Llegan las vacaciones para los más pequeños y éstas, como septiembre, como las navideñas, son fechas en las que de manera inconsciente suelo recordar el niño que fui. Alguna vez lo he referido de pasada, pero si hubo un espacio vital destacado en el que situar a ese niño, éste no es otro que el Colegio San Francisco de Paula, un lugar en el que transcurrieron la mayor parte de los días de ocho años de mi vida; un lugar en el que fui creciendo y en el que, como no, hice amistades difícilmente superables.
En San Francisco siempre hubo dos tipos de alumnos; los que con mayor o menor éxito completan en él los once años de su formación académica y los que antes de que esto ocurra lo abandonan para proseguir sus estudios en otro centro. Ni que decir tiene que pertenezco al segundo grupo. Las fatiguitas veraniegas pasadas en "Costa Paula" los dos últimos cursos de la E.G.B para superar, principalmente, las asignaturas de ciencia y el dibujo, aconsejaron mi huida de aquel lugar, marco de tantos buenos recuerdos pese a todo.
Dice mi amigo Paco que los que hemos sido alumnos del Colegio llevamos un sello en la frente, ese sello que, pese a no haber cruzado palabra alguna en muchos casos, nos hace reconocernos en la barra de un bar, en una bulla de Semana Santa o dando un paseo por la playa, aunque el paso del tiempo vaya haciendo de nosotros algo muy distinto física y mentalmente. Estoy de acuerdo con él y es indudable que debe ser por tanto compartido durante años. Quienes fuimos alumnos de San Francisco nos seguimos santiguando ante el retablo de la Virgen que hay en el zaguán, cuando pasamos por esa calle Sor Ángela de los recuerdos, y nunca olvidaremos que fue don Juan Plata (mientras le vendía a nuestros padres la lotería de "Montensión") quien nos enseñó que así debía de ser por siempre. Quienes fuimos alumnos de San Francisco hemos tenido la habilidad de jugar veinte partidos de fútbol a la vez en un mismo patio, impregnados por el olor antiguo del pan recién hecho en el horno de la calle Alcázares. Quienes fuimos alumnos de San Francisco hemos hecho la Primera Comunión ante el misterio de la Cena, o ante la Amargura, en aquel año en que los Terceros permaneció cerrado por obras. En sus patios reímos, lloramos, nos enamoramos por vez primera, recibimos incipientes lecciones de amistad...
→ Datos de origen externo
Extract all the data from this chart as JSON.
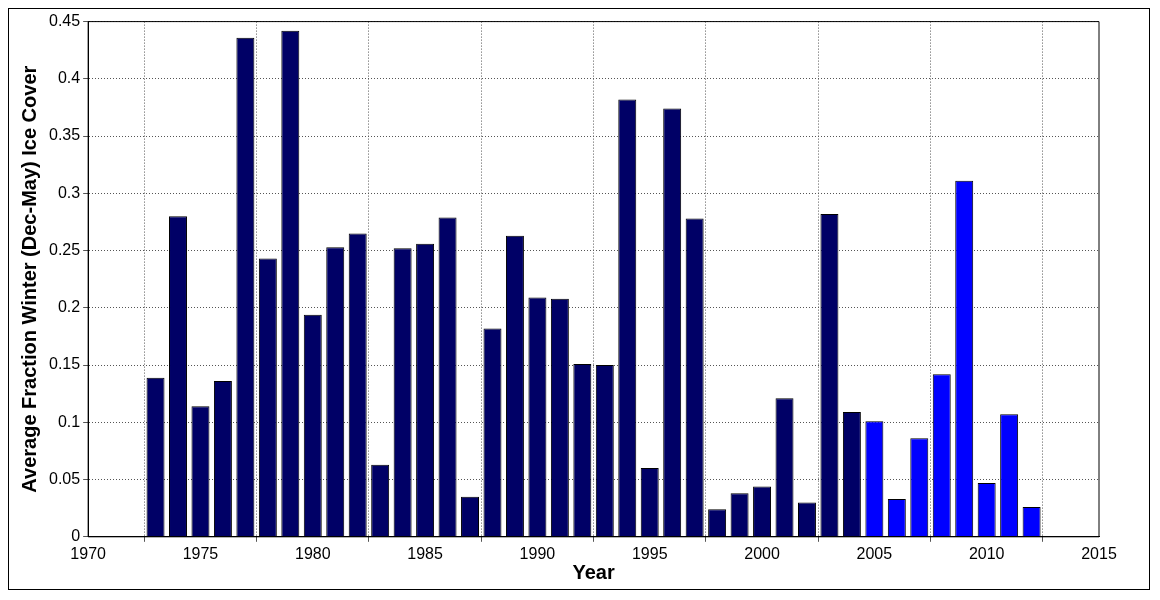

En la memoria de cada uno de los que estuvimos en San Francisco quedarán grabados ciertos nombres, en mi caso: don José Manuel Escamilla, don Juan Oropesa, don Juan Parrilla, el ya citado don Juan Plata... En él nos dieron clase destacados personajes locales, entre otros el entrenador Paco Chaparro, que años después obró el milagro de salvar del descenso a un Betis cogidito con alfileres; o el desaparecido canónigo sevillano don Manuel Benigno García Vázquez, el cura que casó a Felipe González y que medió en ciertos conflictos cofradieros.
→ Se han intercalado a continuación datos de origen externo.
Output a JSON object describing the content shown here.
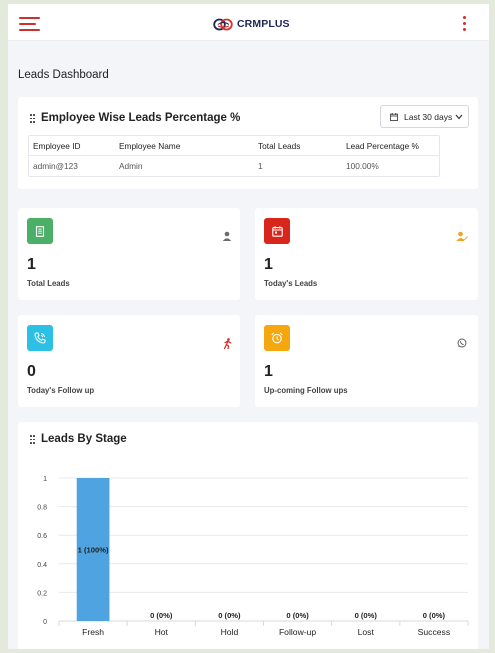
{
  "header": {
    "brand": "CRMPLUS",
    "menu_icon": "hamburger-icon",
    "more_icon": "vertical-dots-icon",
    "accent_color": "#c9322c"
  },
  "page_title": "Leads Dashboard",
  "employee_section": {
    "title": "Employee Wise Leads Percentage %",
    "date_filter": "Last 30 days",
    "columns": [
      "Employee ID",
      "Employee Name",
      "Total Leads",
      "Lead Percentage %"
    ],
    "rows": [
      [
        "admin@123",
        "Admin",
        "1",
        "100.00%"
      ]
    ]
  },
  "stats": [
    {
      "value": "1",
      "label": "Total Leads",
      "icon": "document-icon",
      "icon_bg": "#4caf68",
      "corner_icon": "user-icon",
      "corner_color": "#6b6b6b"
    },
    {
      "value": "1",
      "label": "Today's Leads",
      "icon": "calendar-icon",
      "icon_bg": "#d9261c",
      "corner_icon": "user-edit-icon",
      "corner_color": "#f0a31f"
    },
    {
      "value": "0",
      "label": "Today's Follow up",
      "icon": "phone-icon",
      "icon_bg": "#2bc0e4",
      "corner_icon": "running-person-icon",
      "corner_color": "#d9261c"
    },
    {
      "value": "1",
      "label": "Up-coming Follow ups",
      "icon": "alarm-clock-icon",
      "icon_bg": "#f5a70f",
      "corner_icon": "whatsapp-icon",
      "corner_color": "#555555"
    }
  ],
  "stage_section": {
    "title": "Leads By Stage"
  },
  "chart_data": {
    "type": "bar",
    "title": "",
    "categories": [
      "Fresh",
      "Hot",
      "Hold",
      "Follow-up",
      "Lost",
      "Success"
    ],
    "values": [
      1,
      0,
      0,
      0,
      0,
      0
    ],
    "data_labels": [
      "1 (100%)",
      "0 (0%)",
      "0 (0%)",
      "0 (0%)",
      "0 (0%)",
      "0 (0%)"
    ],
    "y_ticks": [
      "0",
      "0.2",
      "0.4",
      "0.6",
      "0.8",
      "1"
    ],
    "ylim": [
      0,
      1
    ],
    "bar_color": "#4fa3e0",
    "grid": true,
    "xlabel": "",
    "ylabel": ""
  }
}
Mirar atrás y contar los años que hace que salimos del Colegio nos asusta. Parece que fueron ayer aquellas fiestas de disfraces por Navidad; aquellos pregones de Semana Santa, en los que cantaba Pepe Peregil y a los que acudíamos sobre todo por la copa de después; aquellas cruces de mayo, cuya protagonista, descubrió el niño en una escapada al servicio mientras se preparaba la misma, era una cruz de penitente de la Mortaja revestida de flores... Parece, en definitiva, que no ha pasado el tiempo y que cuando Rufino nos eche hasta de la calle, vamos a coger la pelota para seguir el partido en la puerta de atrás de San Pedro, o si es viernes en San Juan de la Palma...
(A cuatro niños que como yo corretearon esos patios y que hoy son mis mejores amigos. No hace falta nombrarlos. Y a mi amiga Lucía, que nunca olvide que, pese a su marcha del cole, siempre formará parte de él en la memoria de otros niños, aunque como nosotros cinco también crezcan algún día).